Courtesans and Their Child Attendants under Blossoming Cherry Trees
- Date:
- 1785
- Medium:
- Color woodblock prints; oban triptych
- Source:
- Art Institute of Chicago
Description
Courtesans and Their Child Attendants under Blossoming Cherry Trees, a 1785 Torii Kiyonaga design, places the formal procession of a high-ranking Yoshiwara courtesan and her kamuro child attendants beneath the seasonal canopy of cherry blossoms that the quarter famously planted along Nakanocho each spring. The cherry-blossom planting, like the summer peony display, was one of Yoshiwara's set-piece spectacles, and Kiyonaga's response is among the most authoritative visual records of that tradition.
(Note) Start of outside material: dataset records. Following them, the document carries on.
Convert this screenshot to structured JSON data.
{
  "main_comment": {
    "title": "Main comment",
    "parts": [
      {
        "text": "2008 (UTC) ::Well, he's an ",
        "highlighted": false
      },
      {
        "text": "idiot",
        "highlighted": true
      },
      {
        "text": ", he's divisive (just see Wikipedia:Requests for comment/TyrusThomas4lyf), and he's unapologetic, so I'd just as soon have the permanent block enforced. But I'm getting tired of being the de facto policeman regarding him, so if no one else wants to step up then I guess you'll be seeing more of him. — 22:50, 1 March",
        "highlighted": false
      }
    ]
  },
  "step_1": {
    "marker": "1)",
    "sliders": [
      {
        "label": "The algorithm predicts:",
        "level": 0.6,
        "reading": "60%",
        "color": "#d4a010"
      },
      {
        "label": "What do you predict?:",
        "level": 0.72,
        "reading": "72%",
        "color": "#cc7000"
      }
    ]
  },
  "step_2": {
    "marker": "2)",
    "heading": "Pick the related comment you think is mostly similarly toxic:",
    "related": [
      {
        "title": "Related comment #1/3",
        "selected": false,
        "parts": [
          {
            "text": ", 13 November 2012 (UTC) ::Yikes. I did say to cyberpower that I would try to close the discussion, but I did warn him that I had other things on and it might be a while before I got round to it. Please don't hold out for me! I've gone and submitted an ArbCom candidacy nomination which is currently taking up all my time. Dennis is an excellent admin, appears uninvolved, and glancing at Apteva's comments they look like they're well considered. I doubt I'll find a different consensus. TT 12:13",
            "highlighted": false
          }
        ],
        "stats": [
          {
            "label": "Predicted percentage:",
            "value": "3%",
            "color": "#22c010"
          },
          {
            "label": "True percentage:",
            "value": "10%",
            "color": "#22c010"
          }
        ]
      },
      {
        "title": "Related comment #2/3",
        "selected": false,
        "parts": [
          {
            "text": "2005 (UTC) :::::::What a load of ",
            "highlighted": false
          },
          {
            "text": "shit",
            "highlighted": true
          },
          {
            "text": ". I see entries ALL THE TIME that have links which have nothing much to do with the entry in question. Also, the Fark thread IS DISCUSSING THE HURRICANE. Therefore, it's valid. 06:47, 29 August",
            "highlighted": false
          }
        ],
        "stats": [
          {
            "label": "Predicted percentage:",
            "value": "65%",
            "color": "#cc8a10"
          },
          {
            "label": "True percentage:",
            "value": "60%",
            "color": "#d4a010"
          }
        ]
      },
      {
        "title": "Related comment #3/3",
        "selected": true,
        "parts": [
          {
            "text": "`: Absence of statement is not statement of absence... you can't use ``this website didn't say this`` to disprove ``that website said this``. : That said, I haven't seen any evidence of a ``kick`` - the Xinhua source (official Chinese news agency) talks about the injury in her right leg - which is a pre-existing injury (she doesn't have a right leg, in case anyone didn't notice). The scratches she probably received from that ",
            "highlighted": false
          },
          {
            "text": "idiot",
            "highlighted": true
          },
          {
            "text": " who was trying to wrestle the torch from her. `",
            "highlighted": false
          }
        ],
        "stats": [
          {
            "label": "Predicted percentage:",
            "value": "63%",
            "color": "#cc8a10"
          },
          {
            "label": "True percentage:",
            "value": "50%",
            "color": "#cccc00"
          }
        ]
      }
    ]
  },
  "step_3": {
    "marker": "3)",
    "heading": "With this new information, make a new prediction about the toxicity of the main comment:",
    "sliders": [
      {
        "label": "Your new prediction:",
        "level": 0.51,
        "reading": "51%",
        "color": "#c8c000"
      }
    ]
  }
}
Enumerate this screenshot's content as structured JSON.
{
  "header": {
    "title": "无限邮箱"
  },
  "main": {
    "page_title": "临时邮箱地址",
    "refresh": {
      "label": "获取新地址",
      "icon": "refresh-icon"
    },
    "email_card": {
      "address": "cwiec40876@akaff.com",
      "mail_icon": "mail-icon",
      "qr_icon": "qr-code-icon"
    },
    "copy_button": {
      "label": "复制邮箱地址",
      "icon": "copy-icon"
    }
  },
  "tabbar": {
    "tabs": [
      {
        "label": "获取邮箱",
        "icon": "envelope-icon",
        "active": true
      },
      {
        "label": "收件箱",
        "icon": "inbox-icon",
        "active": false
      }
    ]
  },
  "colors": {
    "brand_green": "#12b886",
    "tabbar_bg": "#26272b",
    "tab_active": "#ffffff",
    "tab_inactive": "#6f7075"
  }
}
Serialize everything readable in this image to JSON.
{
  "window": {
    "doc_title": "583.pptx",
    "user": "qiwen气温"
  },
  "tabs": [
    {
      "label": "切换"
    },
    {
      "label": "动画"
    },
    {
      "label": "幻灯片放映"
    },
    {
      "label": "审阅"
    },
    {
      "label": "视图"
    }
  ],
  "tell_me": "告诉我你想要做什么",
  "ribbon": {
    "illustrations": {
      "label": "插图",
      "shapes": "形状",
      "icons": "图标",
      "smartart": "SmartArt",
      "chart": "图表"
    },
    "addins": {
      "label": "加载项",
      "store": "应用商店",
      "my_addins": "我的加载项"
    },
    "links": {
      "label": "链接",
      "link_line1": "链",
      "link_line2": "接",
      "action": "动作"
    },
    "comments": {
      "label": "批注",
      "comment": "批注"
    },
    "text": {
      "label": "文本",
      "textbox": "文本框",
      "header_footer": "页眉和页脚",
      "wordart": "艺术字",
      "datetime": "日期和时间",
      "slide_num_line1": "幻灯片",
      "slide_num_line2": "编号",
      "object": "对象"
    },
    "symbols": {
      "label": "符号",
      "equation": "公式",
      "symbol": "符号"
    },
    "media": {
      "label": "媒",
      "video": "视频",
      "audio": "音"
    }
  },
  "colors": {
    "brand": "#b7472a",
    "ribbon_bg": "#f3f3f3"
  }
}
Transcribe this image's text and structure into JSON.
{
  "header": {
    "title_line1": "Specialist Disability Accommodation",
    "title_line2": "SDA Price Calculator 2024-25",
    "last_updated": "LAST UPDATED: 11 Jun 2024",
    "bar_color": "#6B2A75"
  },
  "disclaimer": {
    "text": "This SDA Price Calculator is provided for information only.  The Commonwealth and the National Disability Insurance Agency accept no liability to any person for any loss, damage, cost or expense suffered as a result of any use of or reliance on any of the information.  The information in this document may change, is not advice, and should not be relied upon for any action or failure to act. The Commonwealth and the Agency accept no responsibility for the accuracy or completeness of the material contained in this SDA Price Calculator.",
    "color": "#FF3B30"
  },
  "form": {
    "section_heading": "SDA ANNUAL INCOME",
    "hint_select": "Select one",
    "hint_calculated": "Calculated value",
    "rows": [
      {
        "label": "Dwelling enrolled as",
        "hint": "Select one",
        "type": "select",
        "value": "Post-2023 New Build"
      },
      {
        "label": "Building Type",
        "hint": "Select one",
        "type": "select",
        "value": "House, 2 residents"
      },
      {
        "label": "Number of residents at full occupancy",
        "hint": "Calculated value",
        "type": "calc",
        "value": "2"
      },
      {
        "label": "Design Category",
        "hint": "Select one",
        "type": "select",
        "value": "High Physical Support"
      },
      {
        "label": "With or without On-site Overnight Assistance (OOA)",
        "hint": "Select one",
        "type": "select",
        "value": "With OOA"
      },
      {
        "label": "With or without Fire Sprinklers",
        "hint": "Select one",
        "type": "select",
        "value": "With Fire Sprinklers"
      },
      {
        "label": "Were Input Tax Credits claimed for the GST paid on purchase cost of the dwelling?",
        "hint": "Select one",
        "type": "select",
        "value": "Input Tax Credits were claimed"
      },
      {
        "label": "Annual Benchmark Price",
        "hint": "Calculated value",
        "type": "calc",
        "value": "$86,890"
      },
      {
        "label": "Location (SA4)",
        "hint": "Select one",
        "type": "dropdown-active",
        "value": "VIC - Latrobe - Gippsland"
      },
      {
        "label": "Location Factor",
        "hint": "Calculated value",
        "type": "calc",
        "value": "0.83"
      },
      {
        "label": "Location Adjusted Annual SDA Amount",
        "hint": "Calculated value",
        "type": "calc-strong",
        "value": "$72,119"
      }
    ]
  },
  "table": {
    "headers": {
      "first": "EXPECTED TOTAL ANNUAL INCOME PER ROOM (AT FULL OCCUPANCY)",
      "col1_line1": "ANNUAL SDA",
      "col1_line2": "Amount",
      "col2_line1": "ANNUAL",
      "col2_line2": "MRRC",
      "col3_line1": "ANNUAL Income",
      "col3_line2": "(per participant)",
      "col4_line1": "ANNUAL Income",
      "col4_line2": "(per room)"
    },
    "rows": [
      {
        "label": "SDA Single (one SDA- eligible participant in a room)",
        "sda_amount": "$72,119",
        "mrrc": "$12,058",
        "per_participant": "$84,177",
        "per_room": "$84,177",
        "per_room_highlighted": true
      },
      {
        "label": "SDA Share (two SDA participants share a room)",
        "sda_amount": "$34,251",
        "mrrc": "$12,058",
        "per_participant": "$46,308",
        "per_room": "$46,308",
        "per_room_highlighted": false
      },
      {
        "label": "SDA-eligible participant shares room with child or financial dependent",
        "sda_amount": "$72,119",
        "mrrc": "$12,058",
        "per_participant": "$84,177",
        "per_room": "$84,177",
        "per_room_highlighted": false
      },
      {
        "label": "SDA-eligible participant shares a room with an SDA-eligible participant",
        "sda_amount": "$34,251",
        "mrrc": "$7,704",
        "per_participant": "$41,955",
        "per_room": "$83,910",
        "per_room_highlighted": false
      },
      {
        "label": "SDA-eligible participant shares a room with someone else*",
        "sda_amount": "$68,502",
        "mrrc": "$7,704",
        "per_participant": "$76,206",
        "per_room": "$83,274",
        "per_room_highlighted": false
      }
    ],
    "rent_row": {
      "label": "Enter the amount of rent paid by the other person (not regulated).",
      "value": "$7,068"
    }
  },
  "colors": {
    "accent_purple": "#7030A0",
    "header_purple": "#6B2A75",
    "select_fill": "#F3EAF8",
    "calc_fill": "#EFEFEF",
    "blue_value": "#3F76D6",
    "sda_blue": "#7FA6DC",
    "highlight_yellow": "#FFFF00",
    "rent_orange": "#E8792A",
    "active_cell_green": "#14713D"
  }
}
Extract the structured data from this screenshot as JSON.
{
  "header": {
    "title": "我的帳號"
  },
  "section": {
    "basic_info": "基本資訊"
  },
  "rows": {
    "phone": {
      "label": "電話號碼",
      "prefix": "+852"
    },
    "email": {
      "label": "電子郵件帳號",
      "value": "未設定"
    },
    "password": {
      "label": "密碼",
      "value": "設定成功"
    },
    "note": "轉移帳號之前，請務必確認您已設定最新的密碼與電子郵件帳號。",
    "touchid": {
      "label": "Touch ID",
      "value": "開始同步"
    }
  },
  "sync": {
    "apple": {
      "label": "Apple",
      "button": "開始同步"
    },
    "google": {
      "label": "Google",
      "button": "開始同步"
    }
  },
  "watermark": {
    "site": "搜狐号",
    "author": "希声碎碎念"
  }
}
His mature compositional language is fully present: the figures rise tall in the picture plane, drapery falls in long unbroken curves, the courtesan's elaborate obi tied in front signals her professional rank, and the kamuro flanking her wear matching robes that visually bind the group. Kiyonaga, by 1785 firmly established as the leading designer of Edo [bijin-ga](/glossary/bijin-ga), used such Yoshiwara processional prints to articulate the Torii school's redirected mission — away from the school's older kabuki-signboard tradition and toward a comprehensive pictorial account of contemporary Edo women. The Art Institute of Chicago documents this design among its later 1780s Kiyonaga holdings, where it stands as one of the artist's definitive statements on the Yoshiwara hanami procession and as a touchstone for how the Torii school synthesized seasonal observation, civic spectacle, and the bijin-ga ideal.